Justice and peace 'deeply concerned' by the cancellation of Jammu and Kashmir’s autonomy
For Mgr Arshad, president of the Catholic Bishops’ Conference of Pakistan, India's move will create "many problems for peace in South Asia" and the world. UN chief urges "maximum restraint". Calls are made to defuse the crisis.
Lahore (AsiaNews) - The National Commission for Justice and Peace-Pakistan (NCJP) has issued a statement expressing “its deep concern over the recent developments in Indian-administered Jammu and Kashmir.”
Three days ago, Indian authorities cut off much of region, which is disputed by both India and Pakistan, and cancelled its autonomy, even though it is guaranteed by Art 370 of the Indian Constitution. To curb unrest, New Delhi has sent tens of thousands of additional troops to the only Indian state with a Muslim majority.
Under Art 370, Jammu and Kashmir enjoyed a special status in terms of education, land ownership, and work. For the NCJP, the “decision by the Indian Government to revoke Art 370 of the Constitution is simply unacceptable. [. . .] [C]hanging occupied Kashmir's autonomous status [. . .] is a unilateral and illegal move”.
For Mgr Joseph Arshard, archbishop of Islamabad and president of the Catholic Bishops’ Conference of Pakistan, "this move can greatly disturb the peace in South Asia" and the world.
In Pakistan, although the government said that it does not want another war with India, the military has not accepted the fait accompli and will remain vigilant.
So far, the situation in Indian Kashmir has remained calm, experts say. However, hundreds of people have bee detained, a curfew is in place in many places, communications have been cut off, and the Indian military has increased its already massive presence.

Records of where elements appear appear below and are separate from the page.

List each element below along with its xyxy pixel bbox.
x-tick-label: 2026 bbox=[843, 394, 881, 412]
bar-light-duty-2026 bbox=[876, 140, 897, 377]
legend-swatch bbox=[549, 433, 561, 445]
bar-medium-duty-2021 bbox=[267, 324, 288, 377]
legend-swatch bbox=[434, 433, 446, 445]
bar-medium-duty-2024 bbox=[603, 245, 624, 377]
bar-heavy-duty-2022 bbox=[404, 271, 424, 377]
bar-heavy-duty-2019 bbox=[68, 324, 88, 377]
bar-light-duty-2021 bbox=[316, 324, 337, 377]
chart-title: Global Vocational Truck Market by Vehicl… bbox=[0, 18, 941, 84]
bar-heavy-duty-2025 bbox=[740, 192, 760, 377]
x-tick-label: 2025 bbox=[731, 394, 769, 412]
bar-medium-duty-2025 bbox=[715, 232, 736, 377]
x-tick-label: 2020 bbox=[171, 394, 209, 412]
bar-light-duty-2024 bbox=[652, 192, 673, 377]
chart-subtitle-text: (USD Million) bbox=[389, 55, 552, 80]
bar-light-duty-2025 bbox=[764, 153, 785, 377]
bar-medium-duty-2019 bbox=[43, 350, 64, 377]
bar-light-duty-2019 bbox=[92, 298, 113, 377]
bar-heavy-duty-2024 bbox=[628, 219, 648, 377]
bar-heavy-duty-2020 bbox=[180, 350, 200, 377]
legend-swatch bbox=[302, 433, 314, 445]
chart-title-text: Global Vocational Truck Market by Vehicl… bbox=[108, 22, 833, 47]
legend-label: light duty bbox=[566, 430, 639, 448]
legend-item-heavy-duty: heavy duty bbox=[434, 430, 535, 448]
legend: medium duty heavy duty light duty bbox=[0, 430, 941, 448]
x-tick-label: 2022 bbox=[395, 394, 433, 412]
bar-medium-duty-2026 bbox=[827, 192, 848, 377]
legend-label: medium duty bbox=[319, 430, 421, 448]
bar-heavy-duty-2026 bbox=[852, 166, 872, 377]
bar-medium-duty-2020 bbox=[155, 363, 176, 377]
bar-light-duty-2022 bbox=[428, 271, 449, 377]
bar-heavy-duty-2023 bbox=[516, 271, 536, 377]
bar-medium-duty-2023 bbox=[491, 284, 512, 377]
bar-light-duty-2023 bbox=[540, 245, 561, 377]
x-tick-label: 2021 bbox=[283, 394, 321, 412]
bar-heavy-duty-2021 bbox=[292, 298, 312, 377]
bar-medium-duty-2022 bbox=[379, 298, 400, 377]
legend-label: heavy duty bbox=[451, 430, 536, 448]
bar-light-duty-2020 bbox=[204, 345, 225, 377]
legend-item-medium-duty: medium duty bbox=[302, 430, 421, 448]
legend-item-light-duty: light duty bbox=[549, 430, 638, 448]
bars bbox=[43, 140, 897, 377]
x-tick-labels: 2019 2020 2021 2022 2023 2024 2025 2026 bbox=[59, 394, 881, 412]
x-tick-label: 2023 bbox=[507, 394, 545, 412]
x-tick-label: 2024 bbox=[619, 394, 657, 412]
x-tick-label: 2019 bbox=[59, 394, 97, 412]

UN Secretary-General Antonio Guterres said he was worried about the restrictions imposed by India on Jammu-Kashmir, and urged the two countries to show “maximum restraint”.
NCJP national director Fr Emmanuel Yousaf (Mani) said he would like to see the UN mediate between Delhi and Islamabad to defuse the crisis through the Security Council and its Human Rights Council.
China too has an interest in the crisis, since Pakistan is one of its major partners in its New Silk Road project, with a major road running right through Pakistani-controlled Kashmir.
Meanwhile, in many Pakistani cities, rallies are being held against India and in support of the people of Jammu and Kashmir.